Output of pd.show_versions()

INSTALLED VERSIONS

commit: None
python: 3.7.3.final.0
python-bits: 64
OS: Linux
OS-release: 3.10.0-862.el7.x86_64
machine: x86_64
processor: x86_64
byteorder: little
LC_ALL: None
LANG: en_US.UTF-8
LOCALE: en_US.UTF-8

pandas: 0.24.2
pytest: None
pip: 19.1
setuptools: 41.0.1
Cython: 0.29.7
numpy: 1.16.3
scipy: 1.2.1
pyarrow: None
xarray: 0.12.1
IPython: 7.5.0
sphinx: None
patsy: 0.5.1
dateutil: 2.8.0
pytz: 2019.1
blosc: None
bottleneck: None
tables: None
numexpr: None
feather: None
matplotlib: 3.0.3
openpyxl: 2.6.2
xlrd: None
xlwt: None
xlsxwriter: None
lxml.etree: None
bs4: None
html5lib: None
sqlalchemy: 1.3.3
pymysql: None
psycopg2: None
jinja2: 2.10.1
s3fs: None
fastparquet: 0.3.0
pandas_gbq: None
pandas_datareader: None
gcsfs: None

@jreback

This comment has been minimized.

Copy link
Contributor

@jreback jreback commented May 8, 2019

try on master this was recently patched

@MarkiesFredje

This comment has been minimized.

Copy link
Author

@MarkiesFredje MarkiesFredje commented May 8, 2019

Corporate server, so long story short, I can only work with conda releases.
I'm not able to pull anything off github and make a build.

@jreback

This comment has been minimized.

Copy link
Contributor

@jreback jreback commented May 8, 2019

https://github.com/pandas-dev/pandas/pull/23512/files

if you are trying to do this approach your problem differently

@MarkiesFredje

This comment has been minimized.

Copy link
Author

@MarkiesFredje MarkiesFredje commented May 8, 2019

The point I'm trying to raise is: why is the number of cells limited to max value of np.int32?
num_cells = np.multiply(num_rows, num_columns, dtype=np.int32)

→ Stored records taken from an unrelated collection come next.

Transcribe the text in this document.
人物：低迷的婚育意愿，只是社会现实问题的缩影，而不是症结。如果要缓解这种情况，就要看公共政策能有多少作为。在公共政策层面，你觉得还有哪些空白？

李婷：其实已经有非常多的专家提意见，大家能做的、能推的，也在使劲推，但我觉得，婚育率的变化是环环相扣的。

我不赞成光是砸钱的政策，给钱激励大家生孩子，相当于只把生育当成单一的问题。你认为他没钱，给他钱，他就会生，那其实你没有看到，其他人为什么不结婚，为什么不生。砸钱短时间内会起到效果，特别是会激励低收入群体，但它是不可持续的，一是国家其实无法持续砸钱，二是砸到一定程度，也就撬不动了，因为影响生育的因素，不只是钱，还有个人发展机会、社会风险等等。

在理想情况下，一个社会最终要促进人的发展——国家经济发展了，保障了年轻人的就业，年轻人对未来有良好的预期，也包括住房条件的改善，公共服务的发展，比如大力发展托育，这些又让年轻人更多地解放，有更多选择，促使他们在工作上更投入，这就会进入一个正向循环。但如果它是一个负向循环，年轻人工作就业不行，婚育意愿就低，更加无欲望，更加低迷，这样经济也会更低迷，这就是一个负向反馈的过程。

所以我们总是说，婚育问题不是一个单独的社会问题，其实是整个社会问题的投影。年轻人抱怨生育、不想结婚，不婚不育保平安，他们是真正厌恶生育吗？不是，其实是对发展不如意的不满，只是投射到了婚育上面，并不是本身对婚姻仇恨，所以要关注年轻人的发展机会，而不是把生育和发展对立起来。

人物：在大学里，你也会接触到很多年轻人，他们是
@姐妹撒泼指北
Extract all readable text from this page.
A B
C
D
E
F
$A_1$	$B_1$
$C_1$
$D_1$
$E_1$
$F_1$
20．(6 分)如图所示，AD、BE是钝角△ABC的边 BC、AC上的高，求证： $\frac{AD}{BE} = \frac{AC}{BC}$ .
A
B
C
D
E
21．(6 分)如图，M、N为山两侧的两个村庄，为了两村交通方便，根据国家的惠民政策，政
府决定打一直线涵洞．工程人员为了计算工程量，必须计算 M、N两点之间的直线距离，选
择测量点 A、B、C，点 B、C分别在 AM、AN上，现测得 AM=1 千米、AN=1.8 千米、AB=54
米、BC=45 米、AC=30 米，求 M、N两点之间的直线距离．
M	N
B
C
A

This creates constraints when working with large data frames.
Basically, I'm proposing to change this this to np.int64.

@jreback

This comment has been minimized.

Copy link
Contributor

@jreback jreback commented May 8, 2019

so you have 2B columns?

@MarkiesFredje

This comment has been minimized.

Copy link
Author

@MarkiesFredje MarkiesFredje commented May 8, 2019

My current dataset has
RangeIndex: 2584251 entries
Columns: 4539 entries

num_cells = 2584251 * 4539 = 11.729.915.289 cells

So, I have 11.7 B cells

Putting a int32 contstraint on number of cells is way to small for my datasets.
I'm quite sure this causes problems for other users.

@MarkiesFredje

This comment has been minimized.

Copy link
Author

@MarkiesFredje MarkiesFredje commented May 8, 2019

Btw, in pandas 0.21 I could execute these unstacks without problems. Size was not an issue.
Upgrading to pandas 0.24.2 removes this ability.

@Rblivingstone

This comment has been minimized.

Copy link

@Rblivingstone Rblivingstone commented Jun 27, 2019

Yeah, I'm bumping into this as well. I'm trying to make 2.87 billion cells in my unstack. I saw issue #20601 and that basically throwing a more informative error made more sense than increasing to from int32 to int64. I kind of agree with that assessment. It would be nice to have an option in unstack that would let you tell it that you expect to have a very large number of cells and switch to int64 index.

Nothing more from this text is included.